When Jennifer Hope graduated in Business Entrepreneurship from Strathclyde University in 2013, she quickly put what she had learnt to the test resulting in an initiative that offers a solution to Britain’s housing shortage — and the building of her first home with her partner Mark Higgins.
As the daughter of Ian and Anne Hope, of Hope Homes Scotland, Jennifer had a firm base in the world of construction, and was working alongside pupils as part of the Knockroon Enterprise Initiative (a Hope Homes neighbourhood development scheme in conjunction with The Prince’s Foundation for Building Community). The pupils were tasked with designing and constructing eco-friendly garden products and as Jennifer and Mark were searching for an affordable home, the concept of an energy-efficient housing company was born.
So, in the year Jennifer turned 21, she also founded the aptly The Wee House Company and they built their own 40m² home for just £59,000.
- Name: Jennifer Hope and Mark Higgins
- Build cost: £59,000 (£1,475/m²)
- Build time: 2 months
- Location: East Ayrshire, Scotland
Fortunately there was an available plot of land adjoining Jennifer’s parents’ rural property in Ayrshire, Scotland. As the small home had been designed to exceed regulatory standards, it was eligible for mortgage lending, and easily passed through the planning process.
Jennifer and Mark wanted to build a home that was highly energy efficient, and affordable. The answer was to design a scaled-down house which Jennifer did with the help of her father and some input from Ben Pentreath, the architect involved in Knockroon.
The small house is naturally well-lit thanks to thoughtful window positioning and French doors
Space Saving Design
Given the size of the floorplan, the interiors feel surprisingly spacious, with a kitchen and living area separated from the bedroom and bathroom by a small area of circulation space. It’s here that the property’s one, albeit good-sized, cupboard is located. Due to the home’s limited space, designing in creative storage solutions was a must. “We had to be innovative to fit enough bedroom storage in for two people, so I designed two wardrobes either side of the bed that also incorporate bedside tables. The joiners who were working on the house were more than happy to build them for us from MDF, which also meant they were very cost-effective,” explains Jennifer.
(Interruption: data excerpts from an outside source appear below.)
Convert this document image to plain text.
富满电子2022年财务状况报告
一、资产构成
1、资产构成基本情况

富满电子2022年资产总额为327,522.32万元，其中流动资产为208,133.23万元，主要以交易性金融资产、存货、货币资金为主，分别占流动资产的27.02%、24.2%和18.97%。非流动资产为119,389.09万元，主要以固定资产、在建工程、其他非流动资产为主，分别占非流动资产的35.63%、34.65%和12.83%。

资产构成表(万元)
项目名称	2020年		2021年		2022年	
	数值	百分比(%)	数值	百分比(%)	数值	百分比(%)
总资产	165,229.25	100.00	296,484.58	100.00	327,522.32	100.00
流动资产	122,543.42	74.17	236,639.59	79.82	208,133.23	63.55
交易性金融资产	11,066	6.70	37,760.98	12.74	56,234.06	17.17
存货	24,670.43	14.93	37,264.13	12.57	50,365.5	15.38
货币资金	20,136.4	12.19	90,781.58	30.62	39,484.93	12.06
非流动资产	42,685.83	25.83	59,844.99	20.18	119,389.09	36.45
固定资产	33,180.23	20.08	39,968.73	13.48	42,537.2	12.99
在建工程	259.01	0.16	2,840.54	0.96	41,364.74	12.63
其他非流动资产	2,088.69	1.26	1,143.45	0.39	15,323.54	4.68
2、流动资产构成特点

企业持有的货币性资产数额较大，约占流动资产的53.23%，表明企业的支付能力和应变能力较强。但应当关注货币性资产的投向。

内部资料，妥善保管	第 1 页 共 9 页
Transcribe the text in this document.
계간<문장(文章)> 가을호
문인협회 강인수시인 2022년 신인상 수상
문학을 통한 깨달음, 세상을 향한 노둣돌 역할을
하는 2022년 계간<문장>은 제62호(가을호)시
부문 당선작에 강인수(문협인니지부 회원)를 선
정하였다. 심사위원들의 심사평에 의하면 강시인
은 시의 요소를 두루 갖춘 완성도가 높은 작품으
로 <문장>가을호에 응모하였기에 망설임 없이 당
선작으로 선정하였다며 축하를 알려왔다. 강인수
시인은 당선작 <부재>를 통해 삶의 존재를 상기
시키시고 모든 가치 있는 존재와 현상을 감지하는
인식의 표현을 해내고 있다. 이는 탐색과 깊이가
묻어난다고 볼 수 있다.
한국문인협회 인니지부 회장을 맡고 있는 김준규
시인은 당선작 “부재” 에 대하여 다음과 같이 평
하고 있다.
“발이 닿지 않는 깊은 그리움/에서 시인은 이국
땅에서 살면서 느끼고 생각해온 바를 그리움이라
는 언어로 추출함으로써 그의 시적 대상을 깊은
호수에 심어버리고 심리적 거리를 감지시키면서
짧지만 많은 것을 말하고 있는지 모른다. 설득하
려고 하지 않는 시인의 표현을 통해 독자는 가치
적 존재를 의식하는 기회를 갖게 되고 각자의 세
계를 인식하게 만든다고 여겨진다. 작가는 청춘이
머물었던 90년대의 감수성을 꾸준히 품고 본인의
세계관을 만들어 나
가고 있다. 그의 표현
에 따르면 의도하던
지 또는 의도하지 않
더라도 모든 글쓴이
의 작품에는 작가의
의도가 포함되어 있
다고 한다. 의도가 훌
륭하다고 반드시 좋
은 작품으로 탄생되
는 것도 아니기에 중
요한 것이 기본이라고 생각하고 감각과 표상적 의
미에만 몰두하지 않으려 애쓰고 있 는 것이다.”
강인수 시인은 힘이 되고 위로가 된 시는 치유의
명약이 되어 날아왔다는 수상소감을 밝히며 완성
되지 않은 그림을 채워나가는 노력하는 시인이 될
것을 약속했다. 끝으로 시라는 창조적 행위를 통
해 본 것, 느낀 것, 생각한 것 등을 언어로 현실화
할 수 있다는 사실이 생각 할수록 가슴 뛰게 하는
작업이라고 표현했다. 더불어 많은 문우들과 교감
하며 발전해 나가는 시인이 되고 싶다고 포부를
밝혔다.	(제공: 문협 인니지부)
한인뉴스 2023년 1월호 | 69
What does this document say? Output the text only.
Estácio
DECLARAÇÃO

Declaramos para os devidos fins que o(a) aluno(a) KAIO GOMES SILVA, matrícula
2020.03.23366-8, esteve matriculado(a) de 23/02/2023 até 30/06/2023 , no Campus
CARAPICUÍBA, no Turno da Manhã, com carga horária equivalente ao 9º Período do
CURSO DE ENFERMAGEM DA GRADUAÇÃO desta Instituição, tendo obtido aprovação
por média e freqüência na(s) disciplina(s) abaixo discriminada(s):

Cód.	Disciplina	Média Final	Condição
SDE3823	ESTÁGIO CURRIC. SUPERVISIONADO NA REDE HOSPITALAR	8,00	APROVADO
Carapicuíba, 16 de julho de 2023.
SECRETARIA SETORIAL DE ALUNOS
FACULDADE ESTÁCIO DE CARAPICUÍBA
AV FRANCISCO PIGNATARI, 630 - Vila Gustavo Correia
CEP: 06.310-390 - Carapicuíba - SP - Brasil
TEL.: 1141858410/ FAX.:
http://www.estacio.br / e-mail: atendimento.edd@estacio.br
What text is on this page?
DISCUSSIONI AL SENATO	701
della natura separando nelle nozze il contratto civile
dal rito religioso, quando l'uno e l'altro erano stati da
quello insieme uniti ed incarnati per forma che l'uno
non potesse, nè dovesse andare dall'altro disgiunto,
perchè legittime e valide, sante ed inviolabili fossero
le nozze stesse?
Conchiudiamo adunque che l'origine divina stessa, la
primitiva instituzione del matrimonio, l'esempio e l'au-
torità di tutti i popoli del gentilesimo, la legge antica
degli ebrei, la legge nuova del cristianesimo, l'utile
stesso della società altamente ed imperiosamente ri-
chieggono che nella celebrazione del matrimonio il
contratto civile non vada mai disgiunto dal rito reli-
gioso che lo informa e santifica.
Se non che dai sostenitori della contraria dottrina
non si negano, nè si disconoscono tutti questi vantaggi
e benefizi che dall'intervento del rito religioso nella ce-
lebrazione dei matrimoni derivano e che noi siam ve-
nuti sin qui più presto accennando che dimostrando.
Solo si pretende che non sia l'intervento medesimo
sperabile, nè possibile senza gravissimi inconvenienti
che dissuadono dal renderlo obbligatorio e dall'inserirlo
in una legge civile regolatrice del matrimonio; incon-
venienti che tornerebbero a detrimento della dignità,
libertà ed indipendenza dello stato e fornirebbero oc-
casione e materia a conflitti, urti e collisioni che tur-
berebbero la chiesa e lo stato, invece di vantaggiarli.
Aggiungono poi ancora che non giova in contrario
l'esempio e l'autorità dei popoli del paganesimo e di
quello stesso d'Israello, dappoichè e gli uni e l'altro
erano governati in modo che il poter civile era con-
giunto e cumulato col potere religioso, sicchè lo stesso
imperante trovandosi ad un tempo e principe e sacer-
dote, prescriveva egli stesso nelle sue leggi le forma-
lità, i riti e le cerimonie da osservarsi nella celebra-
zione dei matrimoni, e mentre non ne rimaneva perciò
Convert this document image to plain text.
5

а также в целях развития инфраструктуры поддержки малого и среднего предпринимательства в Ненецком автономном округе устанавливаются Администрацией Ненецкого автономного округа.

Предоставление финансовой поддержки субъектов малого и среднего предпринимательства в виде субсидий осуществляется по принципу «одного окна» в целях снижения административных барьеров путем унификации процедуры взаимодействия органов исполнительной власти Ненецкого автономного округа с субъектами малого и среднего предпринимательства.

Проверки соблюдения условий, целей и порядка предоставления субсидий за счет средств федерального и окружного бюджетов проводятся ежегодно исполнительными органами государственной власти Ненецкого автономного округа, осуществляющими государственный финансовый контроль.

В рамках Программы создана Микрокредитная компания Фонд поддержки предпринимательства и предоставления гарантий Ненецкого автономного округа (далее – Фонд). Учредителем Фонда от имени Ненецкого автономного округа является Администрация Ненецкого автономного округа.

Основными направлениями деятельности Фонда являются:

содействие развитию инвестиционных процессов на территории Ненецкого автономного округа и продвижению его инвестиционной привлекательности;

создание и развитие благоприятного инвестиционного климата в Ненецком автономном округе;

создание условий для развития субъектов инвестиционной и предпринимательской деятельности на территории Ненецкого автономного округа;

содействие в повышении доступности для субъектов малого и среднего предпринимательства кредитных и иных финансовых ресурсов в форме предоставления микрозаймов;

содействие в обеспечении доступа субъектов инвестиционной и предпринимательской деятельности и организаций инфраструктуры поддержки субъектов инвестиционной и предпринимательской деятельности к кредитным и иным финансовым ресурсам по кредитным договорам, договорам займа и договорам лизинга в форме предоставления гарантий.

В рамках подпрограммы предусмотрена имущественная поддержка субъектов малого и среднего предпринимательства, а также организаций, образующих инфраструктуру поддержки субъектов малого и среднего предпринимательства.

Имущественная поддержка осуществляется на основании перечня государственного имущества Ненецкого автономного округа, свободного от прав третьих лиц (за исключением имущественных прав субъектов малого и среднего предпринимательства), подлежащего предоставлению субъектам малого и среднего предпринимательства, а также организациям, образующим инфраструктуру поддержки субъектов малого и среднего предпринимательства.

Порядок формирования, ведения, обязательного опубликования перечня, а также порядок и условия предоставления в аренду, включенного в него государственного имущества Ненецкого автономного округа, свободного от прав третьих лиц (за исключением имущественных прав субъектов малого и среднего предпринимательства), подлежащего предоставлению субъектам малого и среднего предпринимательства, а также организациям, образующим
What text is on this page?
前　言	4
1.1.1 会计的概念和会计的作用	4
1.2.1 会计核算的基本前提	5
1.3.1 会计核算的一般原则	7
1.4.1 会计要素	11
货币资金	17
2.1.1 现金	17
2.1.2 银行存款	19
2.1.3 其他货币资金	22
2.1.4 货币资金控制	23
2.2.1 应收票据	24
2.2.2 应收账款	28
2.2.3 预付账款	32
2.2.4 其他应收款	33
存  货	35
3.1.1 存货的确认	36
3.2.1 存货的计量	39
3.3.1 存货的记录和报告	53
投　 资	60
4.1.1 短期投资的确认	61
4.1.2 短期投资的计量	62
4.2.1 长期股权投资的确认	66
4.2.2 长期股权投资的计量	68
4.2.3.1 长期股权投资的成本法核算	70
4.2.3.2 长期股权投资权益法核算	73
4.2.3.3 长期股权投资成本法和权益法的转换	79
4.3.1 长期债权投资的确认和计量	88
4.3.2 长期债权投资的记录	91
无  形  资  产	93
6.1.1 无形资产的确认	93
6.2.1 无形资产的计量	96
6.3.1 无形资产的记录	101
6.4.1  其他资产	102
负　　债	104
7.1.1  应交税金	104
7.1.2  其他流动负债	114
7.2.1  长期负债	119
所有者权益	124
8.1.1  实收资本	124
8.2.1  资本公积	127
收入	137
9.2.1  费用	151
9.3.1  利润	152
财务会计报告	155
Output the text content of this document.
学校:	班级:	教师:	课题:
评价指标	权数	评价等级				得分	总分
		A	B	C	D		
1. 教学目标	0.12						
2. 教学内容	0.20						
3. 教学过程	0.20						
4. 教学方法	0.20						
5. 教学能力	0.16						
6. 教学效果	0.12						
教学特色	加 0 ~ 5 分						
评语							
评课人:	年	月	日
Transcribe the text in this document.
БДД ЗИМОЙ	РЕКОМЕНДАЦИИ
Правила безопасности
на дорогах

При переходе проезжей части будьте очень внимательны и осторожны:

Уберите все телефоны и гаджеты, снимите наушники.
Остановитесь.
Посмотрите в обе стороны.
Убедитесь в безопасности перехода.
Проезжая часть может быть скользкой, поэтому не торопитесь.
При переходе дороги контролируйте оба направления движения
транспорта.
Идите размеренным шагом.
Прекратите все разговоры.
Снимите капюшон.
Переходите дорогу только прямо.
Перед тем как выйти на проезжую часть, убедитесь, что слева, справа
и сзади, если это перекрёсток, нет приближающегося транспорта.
A built-in storage seat positioned in the entrance porch is another clever idea, which Jennifer again commissioned the joiners to craft. Finished with a high-level shelf and a row of coat hooks, it makes the small space both practical and welcoming. Internally, the Wee House has been injected with character thanks to a considered interior scheme. Traditional deep-moulded skirting boards, four-panelled doors, and walls lined with painted vertical beaded MDF board that look like tongue-and-groove.
The bespoke wardrobes were made by the couple’s joiners and feature built-in bedside tables to make use of every inch of space
Budget and Eco
As well as sticking to a minimum size that would keep costs down, Jennifer and Mark made sure they decided on all of their fixtures, finishes and suppliers before they started to build. That way, they kept a firm grasp on their budget and there were no surprises.
They also made a saving on the roof by opting for an easily transportable Prelaq Nova roof (by Dobel Nova), over slate or tile. This is a modern pre-painted steel that can be used for wall cladding as well as for roofs. It has a 30-year guarantee and costs just £9/m². On top of this the product also has green credentials as it uses no potentially toxic CFC gases and is fully recyclable.
Below the steel roof, Jennifer used under-slating felt and 18mm sarking; a ventilator nailed between rafters provides a continuous ventilation duct. Two layers of quilt insulation, each 200mm thick, have been placed between and over the trusses.
The benefit of the highly insulated 9mm MDF walls is that they’re also fire-retardant. Inside, all the floors – except from the bedroom floor – are painted chipboard. Using such a limited palette of materials cuts costs and will work well for buying power as a company.
The kitchen is small but well designed which ensures it is practical. The dining table can be opened out to seat four when they have guests
Jennifer and Mark managed the project themselves and handled everything from obtaining planning and a building warrant, to the groundworks. Forward planning meant that the house was prefabricated and erected on the site in just six weeks.
The Wee House Company was registered in June 2013 – dad Ian is also a partner – and the company now build and erect a Wee House to order virtually anywhere in a matter of weeks. Although designed for permanent living, houses can also be portable if required.
Like so many building projects, the devil is always in the detail, and in this instance the unique selling point is a design that can be customised to create a bespoke home to suit the individual’s needs. “Essentially it’s a self-build home for people who don’t have the time to self-build,” says Jennifer.